Did Abraham, the father of the faithful, perform miracles? Nope. How about King David, the man after God’s own heart? He didn’t do miracles either. When his baby was dying, he fasted and prayed but God didn’t give him the ability to miraculously extend the infant’s life.
How about Isaac, Jacob, Joseph, Isaiah, Jeremiah, or Ezekiel? These patriarchs and prophets weren’t given the ability to perform miracles signs and wonders. We find miracles in the Old Testament, especially during the Exodus when God enabled Moses with miraculous powers, and during the divided kingdom when Elijah and Elisha were given miracle-working authority.
In the New Testament, Jesus performed many miracles, and he gave the Apostles “authority over unclean spirits, to drive them out and to heal every disease and sickness” (Matthew 10:1). After Jesus’ death, resurrection, and ascension, “many wonders and signs were being performed through the apostles” (Acts 2:43). People “would carry the sick out into the streets and lay them on cots and mats so that when Peter came by, at least his shadow might fall on some of them. In addition, a multitude came together from the towns surrounding Jerusalem, bringing the sick and those who were tormented by unclean spirits, and they were all healed” (Acts 5:15–16).

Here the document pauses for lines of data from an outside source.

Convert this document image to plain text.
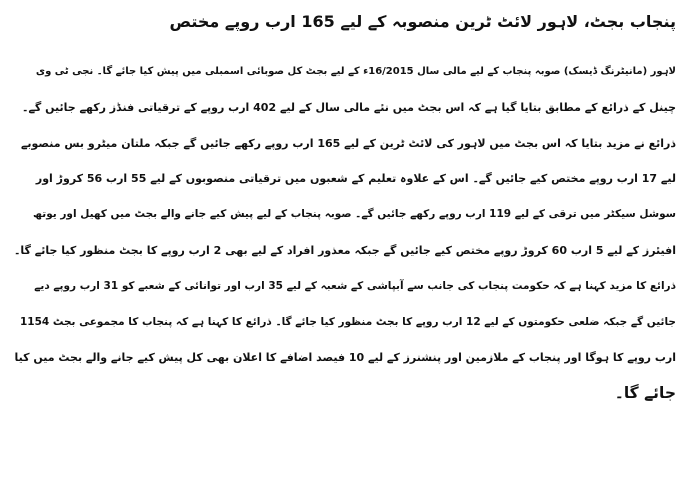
پنجاب بجٹ، لاہور لائٹ ٹرین منصوبہ کے لیے 165 ارب روپے مختص
لاہور (مانیٹرنگ ڈیسک) صوبہ پنجاب کے لیے مالی سال 16/2015ء کے لیے بجٹ کل صوبائی اسمبلی میں پیش کیا جائے گا۔ نجی ٹی وی
چینل کے ذرائع کے مطابق بتایا گیا ہے کہ اس بجٹ میں نئے مالی سال کے لیے 402 ارب روپے کے ترقیاتی فنڈز رکھے جائیں گے۔
ذرائع نے مزید بتایا کہ اس بجٹ میں لاہور کی لائٹ ٹرین کے لیے 165 ارب روپے رکھے جائیں گے جبکہ ملتان میٹرو بس منصوبے
لیے 17 ارب روپے مختص کیے جائیں گے۔ اس کے علاوہ تعلیم کے شعبوں میں ترقیاتی منصوبوں کے لیے 55 ارب 56 کروڑ اور
سوشل سیکٹر میں ترقی کے لیے 119 ارب روپے رکھے جائیں گے۔ صوبہ پنجاب کے لیے پیش کیے جانے والے بجٹ میں کھیل اور یوتھ
افیئرز کے لیے 5 ارب 60 کروڑ روپے مختص کیے جائیں گے جبکہ معذور افراد کے لیے بھی 2 ارب روپے کا بجٹ منظور کیا جائے گا۔
ذرائع کا مزید کہنا ہے کہ حکومت پنجاب کی جانب سے آبپاشی کے شعبہ کے لیے 35 ارب اور توانائی کے شعبے کو 31 ارب روپے دیے
جائیں گے جبکہ ضلعی حکومتوں کے لیے 12 ارب روپے کا بجٹ منظور کیا جائے گا۔ ذرائع کا کہنا ہے کہ پنجاب کا مجموعی بجٹ 1154
ارب روپے کا ہوگا اور پنجاب کے ملازمین اور پنشنرز کے لیے 10 فیصد اضافے کا اعلان بھی کل پیش کیے جانے والے بجٹ میں کیا
جائے گا۔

Like Peter, Paul was given incredible power to perform miracles, signs and wonders. “God was performing extraordinary miracles by Paul’s hands, so that even facecloths or aprons that had touched his skin were brought to the sick, and the diseases left them, and the evil spirits came out of them” (Acts 19:11–12).
At the end of the third missionary journey, “a young man named Eutychus was sitting on a window sill and sank into a deep sleep as Paul kept on talking. When he was overcome by sleep, he fell down from the third story and was picked up dead. But Paul went down, bent over him, embraced him, and said, ‘Don’t be alarmed, because he’s alive.’ After going upstairs, breaking the bread, and eating, Paul talked a long time until dawn. Then he left. They brought the boy home alive and were greatly comforted” (Acts 20:9–12).
Miracles seem to be God’s stamp of approval upon the message and ministry of the Apostles. When the Apostles “spoke boldly for the Lord, (God) testified to the message of his grace by enabling them to do signs and wonders” (Acts 14:3).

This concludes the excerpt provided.